L'armée tchadienne interpellée par le peuple à prendre ses responsabilités comme au Niger

Ce qui se passe sous nos yeux  chez nos voisins nigériens doit à plusieurs égards inspirer nos officiers supérieurs, nos militaires, nos dignes soldats s’il en existe encore. Pour être clair, les officiers nigériens, les hommes de rang qui ont pris leur responsabilité au Niger hier 18 février 2010 pour mettre fin à une situation politique tendue et à un régime dictatorial sont pour moi simplement et purement des héros et doivent servir d’exemple pour nos militaires tchadiens.

La situation politique au Tchad est pourtant plus exécrable que celle du Niger.
En effet, Idriss Deby Itno est identique à Mamadou Tandja si non pire.

·         Les deux hommes ont modifié leur constitution pour se maintenir au Pouvoir

·         Les deux hommes ont organisé des élections de façade pour confisquer le pouvoir. Des élections durant lesquelles, les taux d’abstention sont des plus elevé et les fraudes des plus gigantesques.

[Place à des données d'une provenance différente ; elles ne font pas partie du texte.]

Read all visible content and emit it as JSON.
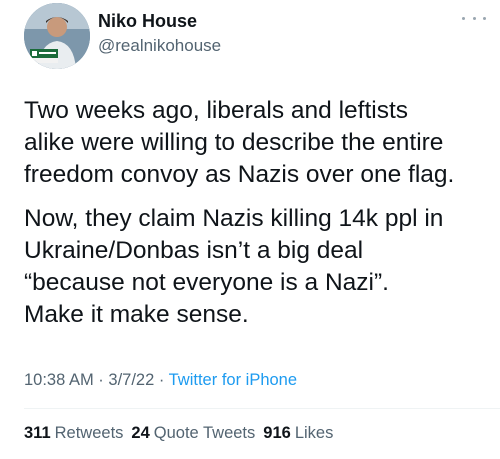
{
  "author": {
    "name": "Niko House",
    "handle": "@realnikohouse",
    "avatar_icon": "profile-photo"
  },
  "tweet": {
    "paragraphs": [
      "Two weeks ago, liberals and leftists\nalike were willing to describe the entire\nfreedom convoy as Nazis over one flag.",
      "Now, they claim Nazis killing 14k ppl in\nUkraine/Donbas isn’t a big deal\n“because not everyone is a Nazi”.\nMake it make sense."
    ],
    "time": "10:38 AM",
    "date": "3/7/22",
    "separator": " · ",
    "source": "Twitter for iPhone"
  },
  "stats": {
    "retweets_count": "311",
    "retweets_label": "Retweets",
    "quotes_count": "24",
    "quotes_label": "Quote Tweets",
    "likes_count": "916",
    "likes_label": "Likes"
  },
  "colors": {
    "text": "#0f1419",
    "secondary": "#536471",
    "link": "#1d9bf0"
  }
}
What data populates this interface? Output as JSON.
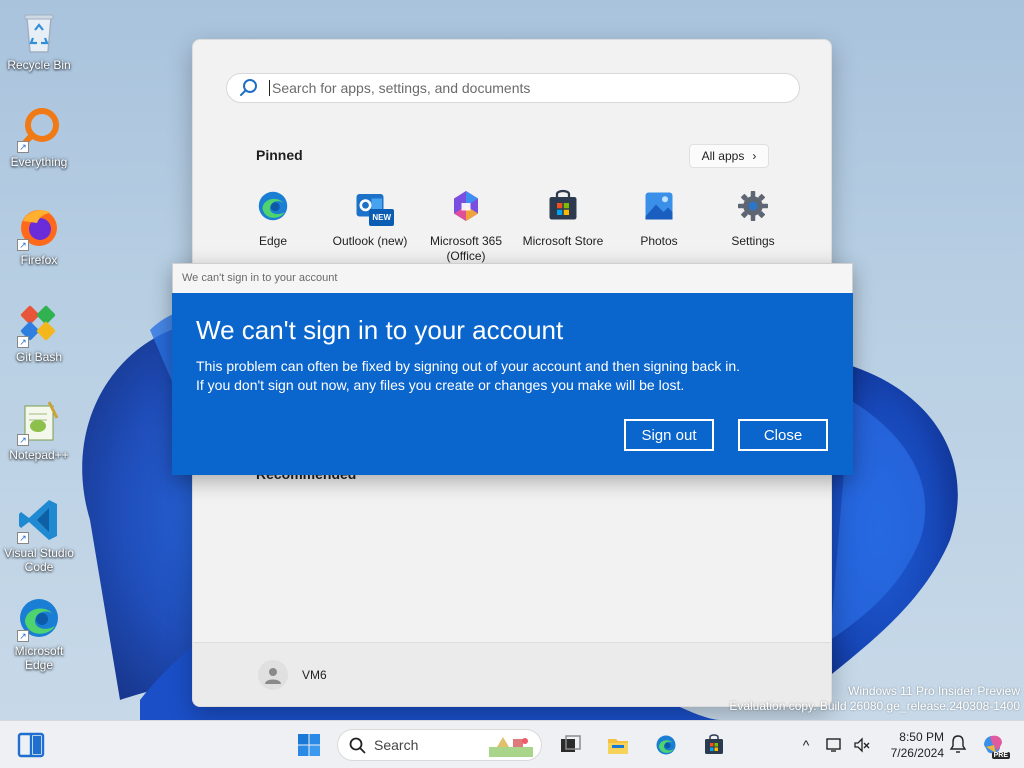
{
  "desktop": {
    "icons": [
      {
        "label": "Recycle Bin",
        "icon": "recycle-bin-icon"
      },
      {
        "label": "Everything",
        "icon": "everything-search-icon"
      },
      {
        "label": "Firefox",
        "icon": "firefox-icon"
      },
      {
        "label": "Git Bash",
        "icon": "git-bash-icon"
      },
      {
        "label": "Notepad++",
        "icon": "notepad-plus-plus-icon"
      },
      {
        "label": "Visual Studio Code",
        "icon": "vscode-icon"
      },
      {
        "label": "Microsoft Edge",
        "icon": "edge-icon"
      }
    ],
    "watermark_line1": "Windows 11 Pro Insider Preview",
    "watermark_line2": "Evaluation copy. Build 26080.ge_release.240308-1400"
  },
  "start_menu": {
    "search_placeholder": "Search for apps, settings, and documents",
    "pinned_title": "Pinned",
    "all_apps_label": "All apps",
    "pinned": [
      {
        "label": "Edge",
        "icon": "edge-icon"
      },
      {
        "label": "Outlook (new)",
        "icon": "outlook-icon"
      },
      {
        "label": "Microsoft 365 (Office)",
        "icon": "m365-icon"
      },
      {
        "label": "Microsoft Store",
        "icon": "store-icon"
      },
      {
        "label": "Photos",
        "icon": "photos-icon"
      },
      {
        "label": "Settings",
        "icon": "gear-icon"
      }
    ],
    "outlook_badge": "NEW",
    "recommended_title": "Recommended",
    "user_name": "VM6"
  },
  "dialog": {
    "window_title": "We can't sign in to your account",
    "heading": "We can't sign in to your account",
    "message_line1": "This problem can often be fixed by signing out of your account and then signing back in.",
    "message_line2": "If you don't sign out now, any files you create or changes you make will be lost.",
    "sign_out_label": "Sign out",
    "close_label": "Close",
    "accent_color": "#0a65cc"
  },
  "taskbar": {
    "search_label": "Search",
    "time": "8:50 PM",
    "date": "7/26/2024",
    "copilot_badge": "PRE"
  }
}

Les comparaisons s’arrêtent là car après, Deby a déclassé son homologue loin derriere. Deby a errigé la corruption, le clientélisme, le zaghawisme, le népotisme en système de gestion publique alors que Mamadou Tandja est resté intègre, transparent dans la gestion des fonds publics. Et cette qualité de Tandja est même reconnue par ses opposants qui ne lui reprochent que sa passion à rester au pouvoir en foulant au pied la constitution. Mamadou Tandja a su négocier d’arrache pied avec le géant français Areva dans le contrat d’exploitation de l’uranium nigérien pour le profit de toute la nation tandis que Deby s'est uniquement occupé du bonus du contrat pétrolier de Doba  avec le consortium (esso, chevrona, petronas) car pour lui, c’est ca qui va dans sa proche. Le mécanisme de contrôle de la production, du transport, des taxes, et des prix de référence et de décote des barils du pétrole tchadien ont été négligés, ouvrant la porte à toutes les manipulations des sociétés pétrolières  étrangères en activité au Tchad. Ce consortium réalise aujourd’hui des bénéfices qui sont le double ou le triple de ses prévisions.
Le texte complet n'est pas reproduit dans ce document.